Process Corner

Remtulla Presents at 2011 Share IT Conference

Farah Remtulla speaks at the Share IT conference.

Farah Remtulla (PMO) was recently in the news again regarding her presentation at the 2011 "Share IT" conference in Calgary, Canada. The following are excerpts from an article describing the various speakers. You can read the article in its entirety at http://www.gamingworks.nl/events/detail.php?ID=1354.

Service Management Art, working together with the itSMF, organized the Share IT conference and assembled an impressive line-up of speakers who had some valuable insights, tips and practices to share.

Farah Remtulla of Emory University presented the learning points from their project which was awarded the itSMF Fusion11 "Project of the Year." The successful deployment of ServiceNow and a set of ITIL support processes across 19 "unique" support organizations, aimed at "improving the quality of service, working across organizational boundaries to ensure IT could restore service as quickly as possible - to support the business!"

Farah began by quoting from a book "Maestro" - "A strong vision can lead people away from focusing on their part alone towards being aware of the whole." She explained how this vision of engagement and inclusion underpinned their approach. When asked what the main critical success factor was for winning the project of the year, she explained it was embracing an organizational change management strategy using approaches like the ABC of ICT to identify "resistance" and gaps that needed addressing in the ways people behaved.

Setting up a service management competence center, focus groups and using on-line functionality to create a community to share and to develop the new ways of working underpinned the success of the program. Another success factor was that Farah and her team were busy with CSI throughout the project, using the community for iterative checks and fine tuning throughout the design, deployment and early execution phase to ensure maximum buy-in and a "fit-for-purpose" and "fit-for-use" service management solution.

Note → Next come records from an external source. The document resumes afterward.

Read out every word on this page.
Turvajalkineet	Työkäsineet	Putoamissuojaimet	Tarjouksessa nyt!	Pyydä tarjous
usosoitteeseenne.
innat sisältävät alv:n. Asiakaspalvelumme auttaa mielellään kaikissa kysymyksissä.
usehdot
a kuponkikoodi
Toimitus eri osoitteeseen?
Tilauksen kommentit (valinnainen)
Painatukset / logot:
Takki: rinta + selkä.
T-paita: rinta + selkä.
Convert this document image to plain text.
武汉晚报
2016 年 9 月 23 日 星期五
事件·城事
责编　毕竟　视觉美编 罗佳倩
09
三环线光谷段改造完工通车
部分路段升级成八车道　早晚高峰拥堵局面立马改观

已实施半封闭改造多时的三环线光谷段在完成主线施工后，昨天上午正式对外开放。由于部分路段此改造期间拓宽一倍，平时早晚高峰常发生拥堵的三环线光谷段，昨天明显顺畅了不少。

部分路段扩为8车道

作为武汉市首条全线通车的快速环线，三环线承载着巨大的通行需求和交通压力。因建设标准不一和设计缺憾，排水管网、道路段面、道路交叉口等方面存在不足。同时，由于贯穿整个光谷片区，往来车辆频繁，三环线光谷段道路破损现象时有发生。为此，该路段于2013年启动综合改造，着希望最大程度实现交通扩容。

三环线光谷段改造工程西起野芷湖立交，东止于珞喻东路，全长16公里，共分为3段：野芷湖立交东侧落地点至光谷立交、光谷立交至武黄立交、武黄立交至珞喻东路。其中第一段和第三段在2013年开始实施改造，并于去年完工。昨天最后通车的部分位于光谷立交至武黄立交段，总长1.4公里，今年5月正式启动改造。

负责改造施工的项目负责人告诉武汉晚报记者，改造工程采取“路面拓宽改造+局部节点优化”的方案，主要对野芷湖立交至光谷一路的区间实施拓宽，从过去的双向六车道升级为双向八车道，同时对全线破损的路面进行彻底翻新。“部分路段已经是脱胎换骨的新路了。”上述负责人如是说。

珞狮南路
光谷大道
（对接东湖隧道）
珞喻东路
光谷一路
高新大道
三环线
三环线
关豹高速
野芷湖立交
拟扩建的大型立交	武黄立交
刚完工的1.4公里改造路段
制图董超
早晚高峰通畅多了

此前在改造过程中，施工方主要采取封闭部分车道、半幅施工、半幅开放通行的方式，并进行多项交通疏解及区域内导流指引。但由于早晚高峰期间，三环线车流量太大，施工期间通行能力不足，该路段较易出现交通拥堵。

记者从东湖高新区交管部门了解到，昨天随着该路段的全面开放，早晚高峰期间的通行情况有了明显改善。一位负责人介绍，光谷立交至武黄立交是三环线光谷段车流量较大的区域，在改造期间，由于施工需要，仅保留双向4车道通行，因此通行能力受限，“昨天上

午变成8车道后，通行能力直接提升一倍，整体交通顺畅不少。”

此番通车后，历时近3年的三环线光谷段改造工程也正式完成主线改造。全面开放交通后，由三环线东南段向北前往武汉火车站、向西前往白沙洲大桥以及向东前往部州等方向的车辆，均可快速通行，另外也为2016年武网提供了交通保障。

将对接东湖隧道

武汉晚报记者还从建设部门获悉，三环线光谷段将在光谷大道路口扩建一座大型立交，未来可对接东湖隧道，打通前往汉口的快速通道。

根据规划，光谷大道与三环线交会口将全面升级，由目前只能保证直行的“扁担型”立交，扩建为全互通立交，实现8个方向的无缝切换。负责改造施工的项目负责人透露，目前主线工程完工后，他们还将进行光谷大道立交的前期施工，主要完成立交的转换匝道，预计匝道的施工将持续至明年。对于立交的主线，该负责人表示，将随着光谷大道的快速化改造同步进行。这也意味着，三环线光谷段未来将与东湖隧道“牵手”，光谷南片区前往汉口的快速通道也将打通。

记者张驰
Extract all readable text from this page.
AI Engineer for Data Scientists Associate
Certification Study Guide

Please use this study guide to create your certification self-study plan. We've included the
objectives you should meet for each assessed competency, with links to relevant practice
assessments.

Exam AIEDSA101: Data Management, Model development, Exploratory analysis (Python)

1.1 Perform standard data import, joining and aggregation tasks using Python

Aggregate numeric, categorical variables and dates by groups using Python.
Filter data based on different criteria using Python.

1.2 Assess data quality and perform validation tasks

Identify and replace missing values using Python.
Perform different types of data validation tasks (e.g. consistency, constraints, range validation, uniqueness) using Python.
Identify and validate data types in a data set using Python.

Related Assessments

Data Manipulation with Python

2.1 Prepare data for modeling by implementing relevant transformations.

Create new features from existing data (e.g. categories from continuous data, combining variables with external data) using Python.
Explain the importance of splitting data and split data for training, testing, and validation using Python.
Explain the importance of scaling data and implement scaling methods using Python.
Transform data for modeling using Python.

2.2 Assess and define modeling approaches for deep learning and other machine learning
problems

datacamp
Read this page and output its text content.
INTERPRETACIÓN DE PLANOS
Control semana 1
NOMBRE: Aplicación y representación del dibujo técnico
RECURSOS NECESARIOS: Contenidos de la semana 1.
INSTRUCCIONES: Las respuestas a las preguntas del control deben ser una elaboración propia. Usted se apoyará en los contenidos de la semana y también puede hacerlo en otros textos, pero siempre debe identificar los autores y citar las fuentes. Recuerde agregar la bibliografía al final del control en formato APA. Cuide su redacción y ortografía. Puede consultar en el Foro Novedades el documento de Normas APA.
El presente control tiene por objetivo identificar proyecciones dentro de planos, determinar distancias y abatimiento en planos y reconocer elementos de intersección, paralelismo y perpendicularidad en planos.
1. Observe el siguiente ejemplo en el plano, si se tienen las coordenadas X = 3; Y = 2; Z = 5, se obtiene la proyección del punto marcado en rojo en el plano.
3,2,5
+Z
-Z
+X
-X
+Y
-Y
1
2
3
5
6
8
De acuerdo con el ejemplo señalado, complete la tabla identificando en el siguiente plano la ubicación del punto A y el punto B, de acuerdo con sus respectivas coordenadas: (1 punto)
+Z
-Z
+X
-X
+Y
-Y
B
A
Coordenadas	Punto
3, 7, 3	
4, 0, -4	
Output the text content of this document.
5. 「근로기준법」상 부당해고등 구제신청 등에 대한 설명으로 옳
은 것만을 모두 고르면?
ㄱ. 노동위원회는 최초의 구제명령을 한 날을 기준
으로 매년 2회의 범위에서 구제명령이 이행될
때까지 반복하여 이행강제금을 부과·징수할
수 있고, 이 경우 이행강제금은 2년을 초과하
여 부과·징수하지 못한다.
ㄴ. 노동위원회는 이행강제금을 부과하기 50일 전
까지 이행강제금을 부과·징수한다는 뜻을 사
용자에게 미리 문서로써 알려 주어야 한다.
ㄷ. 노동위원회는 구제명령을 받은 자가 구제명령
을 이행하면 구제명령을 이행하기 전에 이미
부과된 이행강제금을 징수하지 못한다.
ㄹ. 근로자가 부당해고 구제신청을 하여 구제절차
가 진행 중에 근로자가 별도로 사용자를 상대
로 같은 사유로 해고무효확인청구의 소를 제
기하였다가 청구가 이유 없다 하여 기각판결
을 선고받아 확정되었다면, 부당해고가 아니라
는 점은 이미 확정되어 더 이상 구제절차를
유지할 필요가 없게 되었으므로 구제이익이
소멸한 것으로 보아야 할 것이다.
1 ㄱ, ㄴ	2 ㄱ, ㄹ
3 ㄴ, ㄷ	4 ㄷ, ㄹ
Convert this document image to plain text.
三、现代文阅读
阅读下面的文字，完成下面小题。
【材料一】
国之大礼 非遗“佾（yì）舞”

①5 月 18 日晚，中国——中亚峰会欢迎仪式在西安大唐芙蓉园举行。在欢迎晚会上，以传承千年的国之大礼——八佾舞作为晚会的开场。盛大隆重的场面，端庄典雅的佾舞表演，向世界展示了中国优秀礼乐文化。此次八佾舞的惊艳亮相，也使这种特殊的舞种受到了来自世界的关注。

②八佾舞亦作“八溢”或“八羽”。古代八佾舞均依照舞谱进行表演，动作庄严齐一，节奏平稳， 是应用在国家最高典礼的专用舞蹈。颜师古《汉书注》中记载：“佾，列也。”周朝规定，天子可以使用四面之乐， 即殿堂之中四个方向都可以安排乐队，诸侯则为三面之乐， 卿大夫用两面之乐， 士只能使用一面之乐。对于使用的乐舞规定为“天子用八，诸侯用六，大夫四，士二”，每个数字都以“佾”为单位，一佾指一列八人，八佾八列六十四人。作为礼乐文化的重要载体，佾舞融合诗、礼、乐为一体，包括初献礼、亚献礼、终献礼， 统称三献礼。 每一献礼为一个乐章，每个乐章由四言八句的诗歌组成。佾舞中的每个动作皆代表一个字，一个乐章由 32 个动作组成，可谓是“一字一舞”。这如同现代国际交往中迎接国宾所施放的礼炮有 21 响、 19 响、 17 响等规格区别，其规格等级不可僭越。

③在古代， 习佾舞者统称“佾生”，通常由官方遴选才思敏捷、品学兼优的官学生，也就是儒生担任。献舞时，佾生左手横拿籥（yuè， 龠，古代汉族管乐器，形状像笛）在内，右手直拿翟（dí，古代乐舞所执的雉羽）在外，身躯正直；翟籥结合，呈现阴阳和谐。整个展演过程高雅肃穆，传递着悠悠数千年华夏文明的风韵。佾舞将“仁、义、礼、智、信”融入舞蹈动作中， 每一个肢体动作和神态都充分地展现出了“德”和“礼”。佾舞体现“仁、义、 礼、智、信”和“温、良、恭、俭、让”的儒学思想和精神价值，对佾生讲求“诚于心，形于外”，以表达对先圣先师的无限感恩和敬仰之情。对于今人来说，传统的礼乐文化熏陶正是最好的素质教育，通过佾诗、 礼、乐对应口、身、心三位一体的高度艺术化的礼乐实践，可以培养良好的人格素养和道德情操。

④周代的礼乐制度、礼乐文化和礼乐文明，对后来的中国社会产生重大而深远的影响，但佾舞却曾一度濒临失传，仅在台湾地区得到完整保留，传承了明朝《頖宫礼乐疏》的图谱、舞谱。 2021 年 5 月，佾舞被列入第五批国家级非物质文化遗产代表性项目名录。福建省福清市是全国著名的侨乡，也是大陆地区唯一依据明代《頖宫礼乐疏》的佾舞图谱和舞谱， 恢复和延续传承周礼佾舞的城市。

This inclusive approach supported the finding presented at the opening keynote. The number-one, critical success factor, according to more than 35 industry experts in the book The ABC of ICT – An Introduction, is "involve all functions," using workshops, face-to-face meetings and simulations to create buy-in, address resistance and design and deploy the new ways of working. Unfortunately, Farah also experienced the number one ABC of ICT worst practice from the North America resistance exercises "A fool with a TOOL is still a FOOL," as people demanded the tool very early in the engagement. They were only given the tool after the processes and the ABC gaps had been designed and agreed.